Kopf
Der Oberste Gerichtshof hat am 9. November 1978
unter dem Vorsitz des Präsidenten des Obersten Gerichtshofes Dr. Pallin, in Gegenwart der Hofräte des Obersten Gerichtshofes Dr. Piska, Dr. Müller, Dr. Friedrich und Dr. Horak als Richter sowie des Richteramtsanwärters Loesch als Schriftführers in der Strafsache gegen Wolfgang A und andere wegen Vergehens des schweren Betruges nach den § 146, 147 Abs. 1 Z 1 StGB und anderer strafbarer Handlungen über die von dem Angeklagten Dr. Ernst B erhobene Nichtigkeitsbeschwerde und Berufung sowie über die von der Staatsanwaltschaft erhobene Berufung hinsichtlich des Angeklagten Wolfgang A, Sylvia A und Dr. Ernst B gegen das Urteil des Landesgerichtes für Strafsachen Wien als Schöffengerichtes vom 7. März 1978, GZ. 6 a Vr 5171/77-90, nach öffentlicher Verhandlung, nach Anhörung des Vortrages des Berichterstatters, Hofrates des Obersten Gerichtshofes Dr. Horak, der Ausführungen der Verteidiger Dr. Bilowitzki, Dr. Eichenseder und Dr. Scheed sowie der Ausführungen des Vertreters der Generalprokuratur, Generalanwalt Dr. Stöger, zu Recht erkannt:
Spruch
Die Nichtigkeitsbeschwerde des Angeklagten Dr. Ernst B wird verworfen.

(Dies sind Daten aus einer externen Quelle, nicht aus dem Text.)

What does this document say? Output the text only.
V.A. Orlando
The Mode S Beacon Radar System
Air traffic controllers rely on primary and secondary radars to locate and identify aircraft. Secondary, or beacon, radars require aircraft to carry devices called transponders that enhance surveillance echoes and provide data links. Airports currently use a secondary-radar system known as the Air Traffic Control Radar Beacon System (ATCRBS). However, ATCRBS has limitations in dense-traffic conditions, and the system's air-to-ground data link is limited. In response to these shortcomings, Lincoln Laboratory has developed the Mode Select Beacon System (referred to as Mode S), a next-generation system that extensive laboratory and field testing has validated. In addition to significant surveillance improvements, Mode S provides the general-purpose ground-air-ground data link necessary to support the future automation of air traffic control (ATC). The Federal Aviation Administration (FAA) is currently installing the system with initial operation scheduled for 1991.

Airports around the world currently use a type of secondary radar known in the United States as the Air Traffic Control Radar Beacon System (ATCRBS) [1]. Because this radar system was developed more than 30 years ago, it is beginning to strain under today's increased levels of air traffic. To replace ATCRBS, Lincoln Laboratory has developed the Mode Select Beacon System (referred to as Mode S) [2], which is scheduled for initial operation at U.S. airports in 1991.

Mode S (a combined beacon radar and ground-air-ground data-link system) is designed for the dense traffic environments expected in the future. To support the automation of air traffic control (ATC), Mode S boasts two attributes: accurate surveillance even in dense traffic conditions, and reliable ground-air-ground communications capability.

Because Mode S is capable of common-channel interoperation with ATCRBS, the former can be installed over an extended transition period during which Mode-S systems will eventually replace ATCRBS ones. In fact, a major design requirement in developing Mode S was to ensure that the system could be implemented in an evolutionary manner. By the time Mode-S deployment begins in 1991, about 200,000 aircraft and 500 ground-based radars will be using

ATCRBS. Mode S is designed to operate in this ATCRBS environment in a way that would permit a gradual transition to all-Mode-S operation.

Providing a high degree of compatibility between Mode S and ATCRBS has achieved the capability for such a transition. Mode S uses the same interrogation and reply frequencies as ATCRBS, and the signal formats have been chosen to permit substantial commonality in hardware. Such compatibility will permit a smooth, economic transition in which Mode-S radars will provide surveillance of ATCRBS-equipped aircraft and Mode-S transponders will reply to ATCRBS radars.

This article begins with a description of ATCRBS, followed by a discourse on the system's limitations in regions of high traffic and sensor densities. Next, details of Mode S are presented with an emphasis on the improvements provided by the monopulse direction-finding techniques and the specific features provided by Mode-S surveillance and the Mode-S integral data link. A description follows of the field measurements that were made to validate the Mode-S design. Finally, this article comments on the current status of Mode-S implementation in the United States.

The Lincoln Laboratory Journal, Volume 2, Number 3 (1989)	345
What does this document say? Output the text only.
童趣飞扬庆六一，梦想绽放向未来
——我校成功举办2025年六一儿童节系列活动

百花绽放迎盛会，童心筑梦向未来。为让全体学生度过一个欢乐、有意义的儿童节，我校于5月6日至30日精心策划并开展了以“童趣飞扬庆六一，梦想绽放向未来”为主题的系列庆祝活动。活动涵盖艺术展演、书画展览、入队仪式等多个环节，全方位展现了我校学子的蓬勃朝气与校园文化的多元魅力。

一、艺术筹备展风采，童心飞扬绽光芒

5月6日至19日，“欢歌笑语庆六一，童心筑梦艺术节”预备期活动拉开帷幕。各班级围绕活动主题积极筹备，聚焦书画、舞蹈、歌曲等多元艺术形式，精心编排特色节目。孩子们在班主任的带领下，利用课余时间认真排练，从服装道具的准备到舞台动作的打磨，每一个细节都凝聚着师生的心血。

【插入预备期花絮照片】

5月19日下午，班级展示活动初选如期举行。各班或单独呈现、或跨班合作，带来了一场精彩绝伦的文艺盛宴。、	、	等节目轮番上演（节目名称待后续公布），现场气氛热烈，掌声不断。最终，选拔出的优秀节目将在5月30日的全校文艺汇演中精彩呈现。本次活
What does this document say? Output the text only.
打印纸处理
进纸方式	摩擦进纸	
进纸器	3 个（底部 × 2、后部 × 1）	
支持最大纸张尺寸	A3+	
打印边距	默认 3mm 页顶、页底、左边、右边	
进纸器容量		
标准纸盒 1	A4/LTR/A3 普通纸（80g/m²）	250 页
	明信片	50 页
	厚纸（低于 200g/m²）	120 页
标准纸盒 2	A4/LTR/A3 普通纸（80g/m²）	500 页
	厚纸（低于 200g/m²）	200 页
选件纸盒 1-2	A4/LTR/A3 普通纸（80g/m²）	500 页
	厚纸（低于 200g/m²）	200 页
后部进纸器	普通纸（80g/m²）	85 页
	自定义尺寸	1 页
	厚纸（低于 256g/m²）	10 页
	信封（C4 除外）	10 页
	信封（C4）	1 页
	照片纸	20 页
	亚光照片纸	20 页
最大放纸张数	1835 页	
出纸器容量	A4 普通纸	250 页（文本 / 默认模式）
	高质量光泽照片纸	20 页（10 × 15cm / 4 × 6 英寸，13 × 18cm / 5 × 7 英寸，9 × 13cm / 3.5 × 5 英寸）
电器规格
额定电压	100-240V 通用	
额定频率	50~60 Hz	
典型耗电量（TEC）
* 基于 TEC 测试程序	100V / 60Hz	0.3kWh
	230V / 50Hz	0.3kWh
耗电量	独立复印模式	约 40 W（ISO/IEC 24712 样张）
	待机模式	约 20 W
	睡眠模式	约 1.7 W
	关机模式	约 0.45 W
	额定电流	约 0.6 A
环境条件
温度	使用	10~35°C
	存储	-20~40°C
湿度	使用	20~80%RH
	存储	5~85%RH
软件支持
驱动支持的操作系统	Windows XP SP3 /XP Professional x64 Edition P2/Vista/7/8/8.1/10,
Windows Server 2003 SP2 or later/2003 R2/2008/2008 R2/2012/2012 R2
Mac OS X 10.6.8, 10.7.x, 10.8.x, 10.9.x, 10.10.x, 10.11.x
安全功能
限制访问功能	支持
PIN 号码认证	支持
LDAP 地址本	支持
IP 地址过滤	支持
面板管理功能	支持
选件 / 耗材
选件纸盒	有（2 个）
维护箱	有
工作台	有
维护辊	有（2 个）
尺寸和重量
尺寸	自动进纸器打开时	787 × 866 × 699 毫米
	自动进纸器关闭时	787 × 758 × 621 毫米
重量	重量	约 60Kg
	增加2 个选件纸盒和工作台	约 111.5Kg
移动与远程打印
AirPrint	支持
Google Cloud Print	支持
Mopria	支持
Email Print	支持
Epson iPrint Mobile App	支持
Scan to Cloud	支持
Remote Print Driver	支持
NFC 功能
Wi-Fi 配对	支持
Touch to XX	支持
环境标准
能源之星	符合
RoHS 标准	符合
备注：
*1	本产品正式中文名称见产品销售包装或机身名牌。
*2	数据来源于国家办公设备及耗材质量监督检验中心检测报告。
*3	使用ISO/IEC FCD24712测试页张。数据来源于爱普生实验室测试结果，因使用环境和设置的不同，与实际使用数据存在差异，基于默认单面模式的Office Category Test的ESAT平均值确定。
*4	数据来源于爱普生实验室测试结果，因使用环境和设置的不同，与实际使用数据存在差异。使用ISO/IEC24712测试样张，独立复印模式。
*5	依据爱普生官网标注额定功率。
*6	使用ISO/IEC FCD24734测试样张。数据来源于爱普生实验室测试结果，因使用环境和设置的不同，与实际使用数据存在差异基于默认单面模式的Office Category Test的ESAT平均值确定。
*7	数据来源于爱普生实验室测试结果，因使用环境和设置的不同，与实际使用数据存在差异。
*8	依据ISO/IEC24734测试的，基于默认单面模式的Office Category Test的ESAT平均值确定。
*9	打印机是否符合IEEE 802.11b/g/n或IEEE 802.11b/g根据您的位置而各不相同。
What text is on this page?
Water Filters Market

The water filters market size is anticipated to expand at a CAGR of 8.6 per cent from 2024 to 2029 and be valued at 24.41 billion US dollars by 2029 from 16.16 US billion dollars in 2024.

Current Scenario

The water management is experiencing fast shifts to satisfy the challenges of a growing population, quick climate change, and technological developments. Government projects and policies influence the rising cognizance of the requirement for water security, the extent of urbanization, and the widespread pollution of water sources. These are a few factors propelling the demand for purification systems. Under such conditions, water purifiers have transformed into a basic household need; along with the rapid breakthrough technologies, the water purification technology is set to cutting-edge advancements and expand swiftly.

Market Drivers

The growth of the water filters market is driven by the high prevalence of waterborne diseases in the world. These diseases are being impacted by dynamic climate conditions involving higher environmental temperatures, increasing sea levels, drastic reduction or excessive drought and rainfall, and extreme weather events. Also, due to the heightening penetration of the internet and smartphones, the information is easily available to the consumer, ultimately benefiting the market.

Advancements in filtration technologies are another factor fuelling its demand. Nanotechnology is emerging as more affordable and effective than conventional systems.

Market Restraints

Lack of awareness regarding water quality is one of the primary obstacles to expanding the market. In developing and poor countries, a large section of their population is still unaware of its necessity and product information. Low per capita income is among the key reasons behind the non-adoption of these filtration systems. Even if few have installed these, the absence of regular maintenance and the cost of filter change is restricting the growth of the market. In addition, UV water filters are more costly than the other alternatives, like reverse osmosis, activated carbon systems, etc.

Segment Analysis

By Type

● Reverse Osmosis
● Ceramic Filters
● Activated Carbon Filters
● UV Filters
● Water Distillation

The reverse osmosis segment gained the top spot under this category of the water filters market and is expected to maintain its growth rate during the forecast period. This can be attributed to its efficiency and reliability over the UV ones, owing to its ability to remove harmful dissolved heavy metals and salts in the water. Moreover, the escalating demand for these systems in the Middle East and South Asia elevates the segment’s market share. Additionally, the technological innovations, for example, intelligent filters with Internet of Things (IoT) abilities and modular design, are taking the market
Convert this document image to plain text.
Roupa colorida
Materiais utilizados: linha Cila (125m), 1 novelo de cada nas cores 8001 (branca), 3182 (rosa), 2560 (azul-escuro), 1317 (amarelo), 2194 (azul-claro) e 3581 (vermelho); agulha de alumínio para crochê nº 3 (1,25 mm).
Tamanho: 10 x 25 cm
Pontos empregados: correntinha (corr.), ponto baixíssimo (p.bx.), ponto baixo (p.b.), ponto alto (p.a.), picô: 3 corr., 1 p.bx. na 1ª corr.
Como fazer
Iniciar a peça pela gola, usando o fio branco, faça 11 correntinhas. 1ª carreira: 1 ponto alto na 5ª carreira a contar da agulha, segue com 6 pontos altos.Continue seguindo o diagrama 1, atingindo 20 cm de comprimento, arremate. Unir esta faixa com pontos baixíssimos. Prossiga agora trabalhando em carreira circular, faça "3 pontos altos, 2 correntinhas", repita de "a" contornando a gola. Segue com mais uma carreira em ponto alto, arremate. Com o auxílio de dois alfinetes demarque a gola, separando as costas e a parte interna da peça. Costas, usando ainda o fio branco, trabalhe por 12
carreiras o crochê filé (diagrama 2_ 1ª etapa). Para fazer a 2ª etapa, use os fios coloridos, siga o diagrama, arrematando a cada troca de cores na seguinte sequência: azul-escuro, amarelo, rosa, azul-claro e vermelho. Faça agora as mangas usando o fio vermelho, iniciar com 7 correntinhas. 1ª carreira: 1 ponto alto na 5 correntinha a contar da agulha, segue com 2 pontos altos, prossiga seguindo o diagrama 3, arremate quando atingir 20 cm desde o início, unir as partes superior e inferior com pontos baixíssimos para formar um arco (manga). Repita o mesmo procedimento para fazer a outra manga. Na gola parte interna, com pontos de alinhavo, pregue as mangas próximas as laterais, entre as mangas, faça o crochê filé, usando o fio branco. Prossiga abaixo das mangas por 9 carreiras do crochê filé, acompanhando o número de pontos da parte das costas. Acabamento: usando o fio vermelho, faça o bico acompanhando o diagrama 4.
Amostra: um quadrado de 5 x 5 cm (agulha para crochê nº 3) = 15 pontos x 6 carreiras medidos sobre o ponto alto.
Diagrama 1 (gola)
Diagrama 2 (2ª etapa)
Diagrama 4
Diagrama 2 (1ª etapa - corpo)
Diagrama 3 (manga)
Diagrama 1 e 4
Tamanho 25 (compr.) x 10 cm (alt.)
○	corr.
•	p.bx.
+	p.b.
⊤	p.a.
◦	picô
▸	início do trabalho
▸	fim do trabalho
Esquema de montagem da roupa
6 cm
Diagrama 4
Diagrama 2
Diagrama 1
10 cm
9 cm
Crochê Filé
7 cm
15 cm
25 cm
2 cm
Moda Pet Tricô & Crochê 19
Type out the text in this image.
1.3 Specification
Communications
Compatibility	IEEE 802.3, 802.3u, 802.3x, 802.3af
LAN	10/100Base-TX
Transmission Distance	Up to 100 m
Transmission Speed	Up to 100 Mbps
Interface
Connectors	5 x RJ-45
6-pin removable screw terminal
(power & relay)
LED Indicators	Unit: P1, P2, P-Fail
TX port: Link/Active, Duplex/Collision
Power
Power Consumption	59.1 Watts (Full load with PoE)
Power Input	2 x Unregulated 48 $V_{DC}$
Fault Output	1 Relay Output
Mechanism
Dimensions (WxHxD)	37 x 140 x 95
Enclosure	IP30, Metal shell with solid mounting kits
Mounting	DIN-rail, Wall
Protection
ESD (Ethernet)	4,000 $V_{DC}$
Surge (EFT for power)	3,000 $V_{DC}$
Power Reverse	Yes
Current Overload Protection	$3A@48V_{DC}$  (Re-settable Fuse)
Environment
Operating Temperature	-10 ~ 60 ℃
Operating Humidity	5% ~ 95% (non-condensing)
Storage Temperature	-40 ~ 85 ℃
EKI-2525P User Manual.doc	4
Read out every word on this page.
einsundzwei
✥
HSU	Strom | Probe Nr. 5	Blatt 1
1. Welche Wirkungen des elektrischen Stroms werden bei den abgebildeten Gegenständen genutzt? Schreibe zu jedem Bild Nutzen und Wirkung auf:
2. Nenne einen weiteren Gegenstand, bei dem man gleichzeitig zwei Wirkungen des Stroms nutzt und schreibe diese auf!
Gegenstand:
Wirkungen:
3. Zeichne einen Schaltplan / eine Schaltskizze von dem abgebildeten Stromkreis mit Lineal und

Seiner Berufung und der Berufung der Staatsanwaltschaft wird keine Folge gegeben.
Gemäß § 390 a StPO fallen dem Angeklagten Dr. Ernst B die Kosten des Rechtsmittelverfahrens zur Last.
Text
Gründe:
Mit dem angefochtenen Urteil wurde u.a. der praktische Arzt Dr. Ernst B der Vergehen des schweren Betruges nach den § 146, 147 Abs. 1 Z 1 StGB, der Urkundenfälschung nach dem § 223 Abs. 1 und Abs. 2 StGB sowie des Vergehens nach dem § 9 Abs. 1 Z 2 SGG, und zwar jeweils als Beteiligter nach dem § 12 (3. Fall) StGB, schuldig erkannt und zu einer Geldstrafe verurteilt.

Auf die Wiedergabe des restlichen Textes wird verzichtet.